Japan is a developed nation of wealth and Tokyo is its crowning glory. Is this to what the so-labeled developing countries of the world should look forward? Economies and democracies stable enough to allow for citizens to forget about them altogether? Political upheaval is a sign of instability or democratic nascence, which often operate conterminously. Social innovation, the creation of societal diversions, is a sign of the combination of stability and relative freedom, which rarely operate conterminously.

There are large international organizations with necktied diplomats and fancy formulas to tell us after what countries other states should model themselves, gross domestic product per capita and human development index ratings. Maybe I am not smart enough to understand all of that.

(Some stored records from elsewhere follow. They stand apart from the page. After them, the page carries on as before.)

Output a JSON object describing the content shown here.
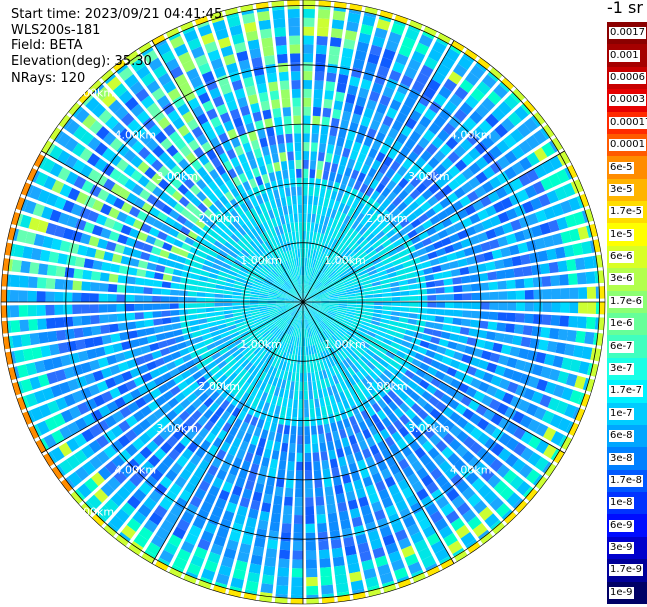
{
  "info": {
    "start_time": "Start time: 2023/09/21 04:41:45",
    "device": "WLS200s-181",
    "field": "Field: BETA",
    "elevation": "Elevation(deg): 35.30",
    "nrays": "NRays: 120"
  },
  "chart_data": {
    "type": "heatmap",
    "projection": "polar-ppi",
    "n_rays": 120,
    "range_unit": "km",
    "range_rings": [
      1.0,
      2.0,
      3.0,
      4.0,
      5.0
    ],
    "range_ring_labels": [
      "1.00km",
      "2.00km",
      "3.00km",
      "4.00km",
      "5.00km"
    ],
    "colorbar": {
      "title": "-1 sr",
      "levels": [
        {
          "label": "0.0017",
          "color": "#8b0000"
        },
        {
          "label": "0.001",
          "color": "#a50000"
        },
        {
          "label": "0.0006",
          "color": "#c80000"
        },
        {
          "label": "0.0003",
          "color": "#e60000"
        },
        {
          "label": "0.00017",
          "color": "#ff2a00"
        },
        {
          "label": "0.0001",
          "color": "#ff5a00"
        },
        {
          "label": "6e-5",
          "color": "#ff8c00"
        },
        {
          "label": "3e-5",
          "color": "#ffb400"
        },
        {
          "label": "1.7e-5",
          "color": "#ffdc00"
        },
        {
          "label": "1e-5",
          "color": "#ffff00"
        },
        {
          "label": "6e-6",
          "color": "#d9ff26"
        },
        {
          "label": "3e-6",
          "color": "#b2ff4d"
        },
        {
          "label": "1.7e-6",
          "color": "#8cff73"
        },
        {
          "label": "1e-6",
          "color": "#66ff99"
        },
        {
          "label": "6e-7",
          "color": "#40ffbf"
        },
        {
          "label": "3e-7",
          "color": "#1affe6"
        },
        {
          "label": "1.7e-7",
          "color": "#00f2ff"
        },
        {
          "label": "1e-7",
          "color": "#00ccff"
        },
        {
          "label": "6e-8",
          "color": "#00a6ff"
        },
        {
          "label": "3e-8",
          "color": "#0080ff"
        },
        {
          "label": "1.7e-8",
          "color": "#0059ff"
        },
        {
          "label": "1e-8",
          "color": "#0033ff"
        },
        {
          "label": "6e-9",
          "color": "#000dff"
        },
        {
          "label": "3e-9",
          "color": "#0000cc"
        },
        {
          "label": "1.7e-9",
          "color": "#000099"
        },
        {
          "label": "1e-9",
          "color": "#000066"
        }
      ]
    }
  }
}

It appears to me that all they’re really saying is that the drunker your population is on Saturday night without currency devaluation come Monday, the better off your country is. There isn’t a government on this planet who wouldn’t take the opportunity to have control over a state secure enough that its population can choose to forget. Autocracy is a vice for the terrified.

But this can’t be the end. The height of the nation-state can’t be an indifferent electorate, can it? Denizens able to spend money on dog grooming or spend time by club-hopping or hair styling. Did we establish market economies or iron-fisted dictatorships or liberal democracies so we could forget? Indifference becomes ironically uniting, the level of political activism subscribed to by those living too poorly to have hope and those living too comfortably to care.

The American dream becomes one of granting all people the opportunity to have a democracy stable enough to ignore. Japan has realized that dream. It is there in Shibuya. The disparity of the world can be ignored thanks to success. That gray-bearded man whose coat no longer knows its color and those drunken business men together unite in apathy. There are more important and far more entertaining things to be done.

Traveling forces me to think about these topics. Topics too complicated for my young mind to take on, their solutions laughably unapproachable. It hurts my head. Sometimes I find myself lagging in dismal self-reproach, trying to teach myself how to ride my bicycle without hands, trying to teach myself to forget, to pursue indifference and have fun. To forget that there is disparity in this world. If we were all given the opportunity to forget about disparity, I suppose there wouldn’t be any disparity to forget about anyway.